Let see if I can net this out:
1) (I think) Anyone who wants can create a custom X509HostnameVerifier that includes
if (socket instanceof sun.security.ssl.SSLSocketImpl)
But, they would be using an unpublished api (may break later), and would be dropping support for JREs before 7. They would also be using X509HostnameVerifier in a way not supported by the API documentation (setting something in a "verifier" - seems dangerous, even if it would work today.)
2) Reflection could added to #1 (as in the patch) to help with JRE compatibility. Any arguments against the suggested patch would apply here as well, but to a greater degree: users of HttpClient are a further step removed from the underlying TLS implementation, they are not necessarily socket programming experts, and the funny use of a "verifier" api.
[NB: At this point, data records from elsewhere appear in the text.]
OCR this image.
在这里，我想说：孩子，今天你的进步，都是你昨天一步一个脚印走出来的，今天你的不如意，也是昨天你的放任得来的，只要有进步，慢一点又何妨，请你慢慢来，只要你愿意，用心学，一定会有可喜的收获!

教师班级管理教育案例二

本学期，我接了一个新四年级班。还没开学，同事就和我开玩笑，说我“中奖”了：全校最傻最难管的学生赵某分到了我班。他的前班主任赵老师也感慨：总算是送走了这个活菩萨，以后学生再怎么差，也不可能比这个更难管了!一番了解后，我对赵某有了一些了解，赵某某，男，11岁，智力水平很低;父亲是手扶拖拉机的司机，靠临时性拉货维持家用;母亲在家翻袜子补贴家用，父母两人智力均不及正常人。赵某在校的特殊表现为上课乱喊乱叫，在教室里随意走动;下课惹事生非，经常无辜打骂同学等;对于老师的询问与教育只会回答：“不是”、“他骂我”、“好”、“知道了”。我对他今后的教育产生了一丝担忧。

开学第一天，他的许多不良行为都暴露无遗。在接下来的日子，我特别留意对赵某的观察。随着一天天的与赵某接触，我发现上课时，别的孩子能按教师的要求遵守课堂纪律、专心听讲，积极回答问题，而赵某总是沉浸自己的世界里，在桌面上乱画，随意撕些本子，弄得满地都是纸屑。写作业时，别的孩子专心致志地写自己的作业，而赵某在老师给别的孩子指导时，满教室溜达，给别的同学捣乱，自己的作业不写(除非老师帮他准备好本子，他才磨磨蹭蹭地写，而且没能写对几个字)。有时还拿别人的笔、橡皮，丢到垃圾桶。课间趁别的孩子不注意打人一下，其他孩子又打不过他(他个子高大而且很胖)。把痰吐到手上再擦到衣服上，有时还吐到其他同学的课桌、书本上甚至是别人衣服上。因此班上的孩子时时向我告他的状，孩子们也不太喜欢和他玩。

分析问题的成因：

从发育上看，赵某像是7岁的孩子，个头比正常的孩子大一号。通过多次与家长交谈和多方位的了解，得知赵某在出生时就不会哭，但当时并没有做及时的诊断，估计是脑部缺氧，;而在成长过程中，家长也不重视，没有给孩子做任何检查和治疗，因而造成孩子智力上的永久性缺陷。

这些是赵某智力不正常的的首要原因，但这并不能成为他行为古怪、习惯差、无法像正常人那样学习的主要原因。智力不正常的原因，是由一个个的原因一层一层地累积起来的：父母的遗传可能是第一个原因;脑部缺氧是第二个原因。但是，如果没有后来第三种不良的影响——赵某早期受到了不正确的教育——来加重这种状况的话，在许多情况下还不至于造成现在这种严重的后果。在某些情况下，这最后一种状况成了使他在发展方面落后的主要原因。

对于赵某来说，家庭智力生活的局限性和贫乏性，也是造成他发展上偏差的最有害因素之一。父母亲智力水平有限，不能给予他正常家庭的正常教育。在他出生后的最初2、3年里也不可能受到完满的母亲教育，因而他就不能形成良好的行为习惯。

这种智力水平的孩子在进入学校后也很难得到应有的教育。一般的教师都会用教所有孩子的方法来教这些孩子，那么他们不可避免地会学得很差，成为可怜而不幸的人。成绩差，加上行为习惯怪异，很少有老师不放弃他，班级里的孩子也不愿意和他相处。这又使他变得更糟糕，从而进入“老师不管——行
3) The patch (or similar) could be applied to HttpClient. As in #2, JRE compatibility would be maintained. Leveraging an unpublished sun.x API isn't great, but it shouldn't break anything (if it's not there at runtime, SNI simply won't be performed.) Some dislike reflection, but without it, we can never leverage new features.
Through all of the prior discussion, I fail to see a concrete reason why the patch would cause problems. It may be aesthetically displeasing to some, but... what are the practical downsides? Pushing the burden of implementing this "TLS fix-up" to users of HttpClient has the practical downsides mentioned above and previously.